La vida de Icare transcurre entre las cuatro paredes de una habitación con vistas, un pequeño cuartucho superior desde el cual puede hacer volar su adorada cometa. Icare nunca conoció a su padre, pero conserva un dibujo de él en su cometa, como si fuera un tesoro. Entre los juguetes del niño de 9 años, además de la mencionada cometa, hay decenas de latas vacías de cerveza con las que construye castillos. El pequeño de ojos enormes y pelo azul convive con una madre alcohólica (que le proporciona latas vacías todo el tiempo) y agresiva; una madre que vive pegada al televisor y que llama a su hijo despectivamente “Courgette” (Calabacín).

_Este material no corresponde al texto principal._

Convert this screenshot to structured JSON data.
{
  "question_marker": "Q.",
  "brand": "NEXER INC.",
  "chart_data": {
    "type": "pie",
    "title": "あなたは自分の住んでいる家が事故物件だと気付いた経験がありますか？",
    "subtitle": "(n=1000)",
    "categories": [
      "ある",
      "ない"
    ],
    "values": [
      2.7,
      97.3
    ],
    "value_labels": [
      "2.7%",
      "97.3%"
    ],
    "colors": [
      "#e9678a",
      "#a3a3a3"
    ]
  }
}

Tras matar accidentalmente a su ebria progenitora, Courgette es trasladado al orfanato de Les Fontaines, donde es obligado a empezar de cero y a convivir con otros niños que, como él, rondan los 10 años y también han conocido bien las amarguras de la vida a sus cortas edades. Las drogas, la cárcel, las enfermedades mentales o los abusos a menores son solo algunas de las razones por las que Simon, Jujube, Ahmed, Beatrice, Alice y Camille pasan sus días en Les Fontaines, a la espera de poder volver a sus casas algún día o de que alguna familia quiera cuidarlos.
Les Fontaines es el escenario escogido por el director Claude Barras (con guión adaptado por Céline Sciamma –Tomboy, Girlhood-) para exponer la crueldad del mundo. Una crueldad que se nos presenta entre cuatro paredes, con la única presencia de estos niños y sus brutales historias de vida. Les Fontaines se dibuja por sí mismo como un lugar de soledad, de maltratos, de tristeza, pero frente a todo pronóstico, este orfanato es un lugar de paz, de aprendizaje, de tolerancia y de reconstrucción de todas las fracturas que acarrean los pequeños. Unas heridas que obviamente hacen aparición en esta historia, aunque lo hagan tímidamente. Y es que Ma vie de Courgette no funciona como película dramática, pese a su rotunda temática. Es, por el contrario, una historia llena de optimismo; un filme del que se sale con el marcador de ánimos en el sol más alto (me entenderá el lector cuando vea la película).
Todo le acompaña al director suizo para que su ópera prima en largo consiga ser una maravilla. Sin dejar de lado el fondo, no podemos obviar que la forma también es absolutamente perfecta: especial mención a las voces de todos y cada uno de los pequeños, tan entrañables como puramente naturales. Tan reales que cuesta demasiado no empatizar con todos ellos, no mirar a través de sus enormes y llamativos ojos y apreciar su dolor o también su alegría, como si fuésemos uno de ellos todavía. ¿O es que quizá lo somos?
El pequeño Courgette quiere seguir siendo Courgette, y no Icare, porque es uno de los dos únicos “recuerdos” que conserva de su madre; el otro es una lata de cerveza vacía. Mantener el calificativo significa seguir de alguna manera volando su cometa en la ventana de su cuarto, ser feliz frente a la adversidad, enfrentarse a los traumas y superarlos. Aprender de las experiencias de la vida. Crecer. “Querer a la vida por lo que es”, citando a Virginia Woolf, con sus más y sus menos, con sus recuerdos dolorosos, con las cicatrices, los remiendos y las heridas que no acaban de sanar, pero con las que aprendes a convivir.
Ma vie de Courgette es toda una declaración de intenciones acerca de que la soledad no es jamás completa si uno mismo así no lo busca. Un relato bellísimo que retrata el sentimiento de culpabilidad como el mejor aliado para la construcción de lazos familiares o de amistad. También una historia acerca de la valentía infinita que nos invade cuando somos niños. La valentía inconsciente que ojalá nunca perdiéramos.